If you have the brackets, you don't need the preposition. Your initial example didn't make sense.
hillwalker
11-30-2012, 10:06 AM
Lola Azon would say every time she told anyone (who would listen) how, during the war, a masked... Is "to" optional?
It doesn't make sense if you put in 'to' unless you meant (who would listen to her) - but you're using 'say', 'told' and 'listened' when one is superfluous surely.

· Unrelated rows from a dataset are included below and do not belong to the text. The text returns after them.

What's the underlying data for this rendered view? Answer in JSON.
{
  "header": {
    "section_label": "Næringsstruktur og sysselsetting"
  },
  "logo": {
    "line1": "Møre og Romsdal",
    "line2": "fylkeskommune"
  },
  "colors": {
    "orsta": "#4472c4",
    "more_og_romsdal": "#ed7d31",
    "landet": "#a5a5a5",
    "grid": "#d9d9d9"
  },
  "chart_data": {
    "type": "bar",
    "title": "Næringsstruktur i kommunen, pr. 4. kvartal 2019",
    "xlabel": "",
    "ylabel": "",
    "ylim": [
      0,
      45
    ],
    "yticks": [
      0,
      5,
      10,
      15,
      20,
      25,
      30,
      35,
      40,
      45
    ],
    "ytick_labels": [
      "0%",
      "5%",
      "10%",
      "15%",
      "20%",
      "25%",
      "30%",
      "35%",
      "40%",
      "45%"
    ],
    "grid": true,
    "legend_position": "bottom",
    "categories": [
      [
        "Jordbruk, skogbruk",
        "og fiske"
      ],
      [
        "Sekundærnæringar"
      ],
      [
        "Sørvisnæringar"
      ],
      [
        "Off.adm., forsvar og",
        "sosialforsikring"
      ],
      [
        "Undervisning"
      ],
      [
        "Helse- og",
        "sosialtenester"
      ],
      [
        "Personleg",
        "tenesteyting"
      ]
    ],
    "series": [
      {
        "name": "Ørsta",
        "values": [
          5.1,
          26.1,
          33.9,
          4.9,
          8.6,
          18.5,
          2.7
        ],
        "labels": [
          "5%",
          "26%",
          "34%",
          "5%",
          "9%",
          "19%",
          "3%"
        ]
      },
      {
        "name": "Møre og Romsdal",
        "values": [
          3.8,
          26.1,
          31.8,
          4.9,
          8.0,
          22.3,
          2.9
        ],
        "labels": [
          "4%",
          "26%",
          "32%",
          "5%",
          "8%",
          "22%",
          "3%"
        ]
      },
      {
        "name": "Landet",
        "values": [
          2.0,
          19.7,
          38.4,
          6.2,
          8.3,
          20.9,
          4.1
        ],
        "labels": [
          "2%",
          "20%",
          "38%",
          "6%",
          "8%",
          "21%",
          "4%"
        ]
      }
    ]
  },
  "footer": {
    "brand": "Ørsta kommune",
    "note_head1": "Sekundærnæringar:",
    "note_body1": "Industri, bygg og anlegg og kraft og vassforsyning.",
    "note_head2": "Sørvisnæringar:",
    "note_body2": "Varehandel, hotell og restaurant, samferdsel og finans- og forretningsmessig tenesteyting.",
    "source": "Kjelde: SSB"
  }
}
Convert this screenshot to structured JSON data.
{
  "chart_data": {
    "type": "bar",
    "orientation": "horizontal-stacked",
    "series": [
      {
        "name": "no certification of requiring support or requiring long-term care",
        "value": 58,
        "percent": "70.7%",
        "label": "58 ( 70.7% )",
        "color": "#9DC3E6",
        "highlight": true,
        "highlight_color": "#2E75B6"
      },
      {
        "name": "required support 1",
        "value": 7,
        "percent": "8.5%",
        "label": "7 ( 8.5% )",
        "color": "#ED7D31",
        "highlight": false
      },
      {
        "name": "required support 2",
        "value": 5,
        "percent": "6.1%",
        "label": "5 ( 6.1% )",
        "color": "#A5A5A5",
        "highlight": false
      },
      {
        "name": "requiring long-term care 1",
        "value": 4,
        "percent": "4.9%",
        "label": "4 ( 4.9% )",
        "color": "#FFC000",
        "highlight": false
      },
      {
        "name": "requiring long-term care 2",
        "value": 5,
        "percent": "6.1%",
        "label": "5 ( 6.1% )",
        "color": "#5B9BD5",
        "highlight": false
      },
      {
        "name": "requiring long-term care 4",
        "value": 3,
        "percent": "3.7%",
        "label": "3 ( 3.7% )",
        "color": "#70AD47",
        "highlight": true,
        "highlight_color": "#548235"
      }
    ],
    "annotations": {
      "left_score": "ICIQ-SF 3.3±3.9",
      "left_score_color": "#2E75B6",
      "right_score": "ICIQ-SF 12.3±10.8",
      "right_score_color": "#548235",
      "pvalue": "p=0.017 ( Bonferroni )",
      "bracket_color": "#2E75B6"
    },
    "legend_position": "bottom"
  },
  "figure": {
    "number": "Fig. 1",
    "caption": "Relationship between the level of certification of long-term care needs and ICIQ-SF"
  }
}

Lola Azon would tell anyone who listened how, during the war, a masked.... says the same more concisely does it not?
H
WolfLarsen
11-30-2012, 12:31 PM
The thread opener wrote:
[QUOTE=Everyone thought the death of Uncle Bernard, my mother’s only brother, who drank paint thinner and suffocated himself with a plastic grocery bag, had something to do with my grandmother’s penance. Hers was almost as intense as that of the lifelong flagellant in our town who, during Holy Week, would whip his back with knotted cords spiked with barbs and blades and walk barefoot under the oppressive heat of the sun that dried the clotting blood on his back all to atone for his sin, for killing his pregnant wife. Like that flagellant, Grandma Adela could not forgive herself. She had hoped her endless praying could cleanse her guilt and her son’s transgressions. My uncle dated someone his mother vehemently opposed as if the world would end had he continued seeing him. I could not really put all the blame on her. The word for what he had with him that could not speak for itself had not yet existed in our language. [/QUOTE]
This is great writing! I love it! It's not traditional. Traditional is usually boring!
Throw sensory overload at the reader as if he's walking down a Manhattan street – or better yet a street in a major city in India! Live the page to the fullest!